Tant l’absence de toute mention quant à l’éventualité pour cette Congrégation d’encourir la qualité de civilement responsable du fait du placement, que la mention d’une présence « souhaitable », mais non imposée, étaient, comme l’invoque l’appelante, de nature à tromper la destinataire de cette convocation quant à son exacte portée.
La Congrégation
des Sœurs de la Charité avisée sous cette forme ambiguë pouvait
très légitimement penser que sa présence était souhaitée
uniquement à titre de renseignement quant à l’évolution
du mineur et à sa personnalité, comme cela eut été
le cas en matière d’assistance éducative, mais ne disposait pas
des renseignements nécessaires et suffisants pour comprendre que sa responsabilité
civile était susceptible d’être mise en cause.
Elle n’était
tout simplement pas convoquée en tant que partie à la procédure.

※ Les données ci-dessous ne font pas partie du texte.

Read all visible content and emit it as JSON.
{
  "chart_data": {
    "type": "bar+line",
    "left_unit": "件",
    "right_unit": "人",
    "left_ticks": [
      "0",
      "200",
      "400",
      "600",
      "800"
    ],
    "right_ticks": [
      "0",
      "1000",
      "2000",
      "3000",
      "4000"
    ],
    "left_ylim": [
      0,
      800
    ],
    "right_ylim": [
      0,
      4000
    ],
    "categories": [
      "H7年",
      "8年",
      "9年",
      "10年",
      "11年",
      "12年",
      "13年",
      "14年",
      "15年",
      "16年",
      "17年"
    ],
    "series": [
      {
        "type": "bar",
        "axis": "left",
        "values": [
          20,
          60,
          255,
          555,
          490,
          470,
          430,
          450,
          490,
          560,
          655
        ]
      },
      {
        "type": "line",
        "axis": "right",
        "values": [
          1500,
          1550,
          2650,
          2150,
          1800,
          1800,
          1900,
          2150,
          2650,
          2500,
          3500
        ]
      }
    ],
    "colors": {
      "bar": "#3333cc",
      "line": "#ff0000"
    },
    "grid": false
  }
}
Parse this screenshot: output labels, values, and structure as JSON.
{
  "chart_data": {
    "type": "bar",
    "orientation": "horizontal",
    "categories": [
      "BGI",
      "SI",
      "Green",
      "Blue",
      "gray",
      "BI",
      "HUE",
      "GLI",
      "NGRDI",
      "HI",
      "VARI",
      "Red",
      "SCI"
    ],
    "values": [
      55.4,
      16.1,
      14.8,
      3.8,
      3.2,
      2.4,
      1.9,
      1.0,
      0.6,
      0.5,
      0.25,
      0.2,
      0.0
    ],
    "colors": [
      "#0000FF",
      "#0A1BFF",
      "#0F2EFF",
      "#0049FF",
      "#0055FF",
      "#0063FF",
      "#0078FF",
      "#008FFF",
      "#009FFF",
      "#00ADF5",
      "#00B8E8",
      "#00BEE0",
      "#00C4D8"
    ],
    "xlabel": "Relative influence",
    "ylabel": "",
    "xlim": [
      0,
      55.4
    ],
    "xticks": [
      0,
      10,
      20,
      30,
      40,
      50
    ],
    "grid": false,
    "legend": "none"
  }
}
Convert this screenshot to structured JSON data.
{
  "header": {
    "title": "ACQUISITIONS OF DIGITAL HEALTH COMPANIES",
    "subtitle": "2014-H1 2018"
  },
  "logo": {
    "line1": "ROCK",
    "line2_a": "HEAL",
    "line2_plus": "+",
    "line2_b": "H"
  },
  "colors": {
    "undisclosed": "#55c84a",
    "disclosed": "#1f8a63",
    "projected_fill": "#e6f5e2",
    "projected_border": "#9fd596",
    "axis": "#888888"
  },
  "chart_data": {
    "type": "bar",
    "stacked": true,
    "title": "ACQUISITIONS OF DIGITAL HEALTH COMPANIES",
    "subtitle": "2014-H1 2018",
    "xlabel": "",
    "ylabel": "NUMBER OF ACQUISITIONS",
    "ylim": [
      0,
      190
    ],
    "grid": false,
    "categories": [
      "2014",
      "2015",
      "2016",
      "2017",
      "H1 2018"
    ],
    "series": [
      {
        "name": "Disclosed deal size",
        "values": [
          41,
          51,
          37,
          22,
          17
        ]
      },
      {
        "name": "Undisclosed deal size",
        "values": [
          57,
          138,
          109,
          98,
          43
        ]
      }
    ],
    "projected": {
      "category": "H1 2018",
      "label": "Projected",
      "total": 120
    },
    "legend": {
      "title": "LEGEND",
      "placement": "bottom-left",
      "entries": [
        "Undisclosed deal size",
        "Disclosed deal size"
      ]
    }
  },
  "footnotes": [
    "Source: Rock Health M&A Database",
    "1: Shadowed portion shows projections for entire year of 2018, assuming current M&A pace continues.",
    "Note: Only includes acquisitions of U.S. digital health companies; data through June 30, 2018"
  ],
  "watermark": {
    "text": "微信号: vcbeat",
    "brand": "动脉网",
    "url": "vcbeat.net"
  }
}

Il échet dès lors d’annuler le jugement entrepris en ce qu’il a déclaré la Congrégation des Sœurs de la Charité, organisme tutélaire de la Maison d’Enfants de LETTENBACH, civilement responsable des faits commis par le mineur .
Sur le
fond :
Si l’article
520 du NCPC énonce que « si le jugement est annulé
pour violation ou omission non réparée de formes prescrites par
la loi à peine de nullité, la cour évoque et statue sur
le fond », ce texte ne peut avoir pour effet de permettre l’évocation
à l’égard d’une partie qui ne se trouvait pas en cause en première
instance.
La COUR n’a
donc pas vocation à se prononcer sur le point de savoir si cette congrégation,
non convoquée en tant que partie à la procédure en première
instance, est ou n’est pas le civilement responsable du mineur.
Il appartiendra
à la partie civile de mieux se pourvoir.
LA COUR,
Statuant en
Chambre du Conseil, par défaut à l’égard de la CPAM de
SARREGUEMINES, contradictoirement à l’égard des autres parties,
Reçoit
l’appel de la Congrégation des Sœurs de la Charité comme régulier,
Accorde à
Mlle L.. Laïla le bénéfice de l’aide juridictionnelle provisoire,
et désigne pour l’assister ou la représenter Me FEITZ,
Annule le jugement
entrepris en ce qu’il a déclaré la Congrégation des
Sœurs de la Charité, organisme tutélaire de la Maison d’Enfants
de LETTENBACH, civilement responsable des faits commis par le mineur L.. Ludovic,
Dit n’y avoir
lieu à évocation,
Dit n’y avoir
lieu à perception de frais.
Ainsi jugé en Chambre du Conseil à l’audience du 15 mai 2000 par la Cour d’Appel de METZ, Chambre Spéciale des Affaires de Mineurs, composée de
Madame BARBIER, Conseiller Délégué à la Protection de l’Enfance, nommée spécialement à cet effet par décret du Président de la République en date du 13 Juillet 1995, faisant fonction de Président de Chambre
Monsieur LEGRAND, Conseiller,
Monsieur PIERRE, Conseiller,
après débats réalisés, à l’audience du 26 juin 2000, en présence de Monsieur HARTMANN, Substitut Général, et avec l’assistance de M. HELFENSTEIN, Greffier.
Et prononcé en Chambre du Conseil par Madame BARBIER, Conseiller délégué à la protection de l’enfance faisant fonction de Président, à l’audience du 11 septembre 2000, en présence du Ministère Public et du Greffier,
Et le présent arrêt a été signé par le Président et par le Greffier.